Fotoğraflardaki siz ile aynadaki yansımanız ortasındaki fark dikkatinizi çekmiştir. Düzgün bir poz vermek için tasa taşıyanlardan olmayabilirsiniz, fakat bu durum sizin fotoğraflarda daha farklı göründüğünüzü kanıtlamaz. Kısaca “ayna etkisi” dediğimiz bu olay, fotoğrafçıların da mesleklerini icra ederlerken kimi vakit kullandıkları teknikler ortasında yer alır.

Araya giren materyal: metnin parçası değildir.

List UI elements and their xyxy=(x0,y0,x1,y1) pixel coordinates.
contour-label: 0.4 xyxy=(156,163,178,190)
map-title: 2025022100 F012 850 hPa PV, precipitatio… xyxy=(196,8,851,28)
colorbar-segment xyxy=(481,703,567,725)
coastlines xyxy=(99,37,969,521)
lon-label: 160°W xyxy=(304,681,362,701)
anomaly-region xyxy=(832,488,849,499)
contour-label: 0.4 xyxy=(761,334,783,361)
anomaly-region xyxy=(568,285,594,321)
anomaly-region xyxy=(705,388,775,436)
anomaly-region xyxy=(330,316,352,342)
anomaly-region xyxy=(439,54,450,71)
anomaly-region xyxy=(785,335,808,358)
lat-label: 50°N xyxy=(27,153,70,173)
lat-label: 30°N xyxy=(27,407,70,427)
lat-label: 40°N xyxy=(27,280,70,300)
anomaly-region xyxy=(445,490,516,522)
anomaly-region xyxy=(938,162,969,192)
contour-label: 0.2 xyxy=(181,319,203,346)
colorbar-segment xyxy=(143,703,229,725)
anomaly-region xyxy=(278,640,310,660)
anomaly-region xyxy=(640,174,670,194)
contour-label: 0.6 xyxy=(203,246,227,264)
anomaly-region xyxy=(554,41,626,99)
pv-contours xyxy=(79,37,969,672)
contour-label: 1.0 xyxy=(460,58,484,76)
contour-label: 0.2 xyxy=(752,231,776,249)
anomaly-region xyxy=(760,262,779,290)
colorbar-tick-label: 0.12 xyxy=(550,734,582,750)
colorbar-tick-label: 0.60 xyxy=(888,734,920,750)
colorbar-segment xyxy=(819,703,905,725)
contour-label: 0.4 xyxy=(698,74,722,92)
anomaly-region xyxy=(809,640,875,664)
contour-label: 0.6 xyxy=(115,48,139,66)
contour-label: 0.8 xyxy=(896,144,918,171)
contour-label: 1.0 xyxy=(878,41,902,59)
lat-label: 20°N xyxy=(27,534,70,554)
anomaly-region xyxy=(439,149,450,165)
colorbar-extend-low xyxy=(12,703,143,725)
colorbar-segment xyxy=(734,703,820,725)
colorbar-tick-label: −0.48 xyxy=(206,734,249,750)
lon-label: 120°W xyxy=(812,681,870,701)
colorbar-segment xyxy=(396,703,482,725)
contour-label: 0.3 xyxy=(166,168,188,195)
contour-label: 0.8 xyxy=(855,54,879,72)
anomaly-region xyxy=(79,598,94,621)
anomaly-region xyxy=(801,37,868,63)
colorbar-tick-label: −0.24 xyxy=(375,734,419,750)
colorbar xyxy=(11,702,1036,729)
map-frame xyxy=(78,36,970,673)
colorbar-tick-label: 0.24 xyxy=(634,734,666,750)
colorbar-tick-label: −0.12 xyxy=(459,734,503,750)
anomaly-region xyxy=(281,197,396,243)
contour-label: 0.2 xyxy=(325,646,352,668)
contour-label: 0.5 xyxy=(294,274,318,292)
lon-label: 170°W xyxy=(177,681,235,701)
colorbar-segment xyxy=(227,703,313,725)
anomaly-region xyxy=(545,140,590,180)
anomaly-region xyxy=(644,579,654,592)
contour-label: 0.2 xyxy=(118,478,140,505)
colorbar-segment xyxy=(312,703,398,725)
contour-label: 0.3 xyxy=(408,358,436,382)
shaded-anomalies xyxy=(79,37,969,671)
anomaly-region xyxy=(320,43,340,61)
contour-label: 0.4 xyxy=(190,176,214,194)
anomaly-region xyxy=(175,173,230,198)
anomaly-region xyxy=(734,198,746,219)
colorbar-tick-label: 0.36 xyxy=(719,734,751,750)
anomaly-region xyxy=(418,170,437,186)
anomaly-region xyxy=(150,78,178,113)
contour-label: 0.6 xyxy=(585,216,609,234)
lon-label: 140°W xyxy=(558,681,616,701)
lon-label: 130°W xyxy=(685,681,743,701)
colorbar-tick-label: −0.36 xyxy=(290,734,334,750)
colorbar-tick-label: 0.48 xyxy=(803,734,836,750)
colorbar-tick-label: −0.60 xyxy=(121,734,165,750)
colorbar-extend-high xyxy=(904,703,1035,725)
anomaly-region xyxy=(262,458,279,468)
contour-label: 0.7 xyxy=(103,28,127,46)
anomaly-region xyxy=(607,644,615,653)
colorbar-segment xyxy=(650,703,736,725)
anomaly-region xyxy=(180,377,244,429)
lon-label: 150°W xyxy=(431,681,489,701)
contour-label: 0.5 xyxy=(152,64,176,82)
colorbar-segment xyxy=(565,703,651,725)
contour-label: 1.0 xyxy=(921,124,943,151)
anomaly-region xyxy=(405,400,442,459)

Quora üzerinde sorulan ve yanıtı uzmanlık gerektiren bu soruya, profesyonel bir fotoğrafçı olan Ilina Simeonova yanıt verdi. Epey farklı tespitleri olan Simaonova, tecrübelerinden hareketle ayna tesirini açıkladı. Onun kelamlarından hareketle ayna ve gerçek dünya ortasındaki irtibata değiniyoruz.
Sıradan bir görünüme sahip beşerler, yalnızca bir iki ışık oyunuyla fotoğraflarda sıra dışı görünebiliyorlar. Fotojenik olmak, kişinin yüzündeki fizikî çizgilere bağlı olsa da her şey onunla sonlu değil. Hayatının büyük kısmını protre fotoğrafçısı olarak geçiren Simeonova’ya nazaran bu sorun, en çok karşılaştığı ve yanıtının merak edildiği şeylerden birisi.
Aynadaki imajınızla fotoğraftaki haliniz ortasındaki farkın nedenleri:
Işığın yüzünüze düşme tarafı:
Kişiler yaşlandıkça yüzlerine düşen ışık ölçüsü ve tarafı, onların fizikî sınırlarını daha da belirginleştirebilir. 20 ila 25 yaşından sonra bir insanın yüzü pürüzsüz ve bebeksi olmaktan çıkar, yuvarlak formu bozulmaya başlar. Göz, ağız, burun ve çene etrafında kendi gölgesini yaratan girinti ve çıkıntılar, alanlar oluşur. İnsan gözü hareketli olduğu için bu algı şaşırtan gölgeleri çok fazla önemsemez. Fotoğraflarda sabit bir manzaraya baktığımız anda ayrıntılar göze çarpmaya başlarlar. Kimi beşerler için yüzde oluşan gölgeler göze güzel gelebilir, kimileri için de bu gölgeler görünümü tesirler.
Fotoğrafçıların işi, yüzde oluşan gölgelerin ışığın tarafına nazaran en ülkü halde ayarlanmasını sağlamaktır.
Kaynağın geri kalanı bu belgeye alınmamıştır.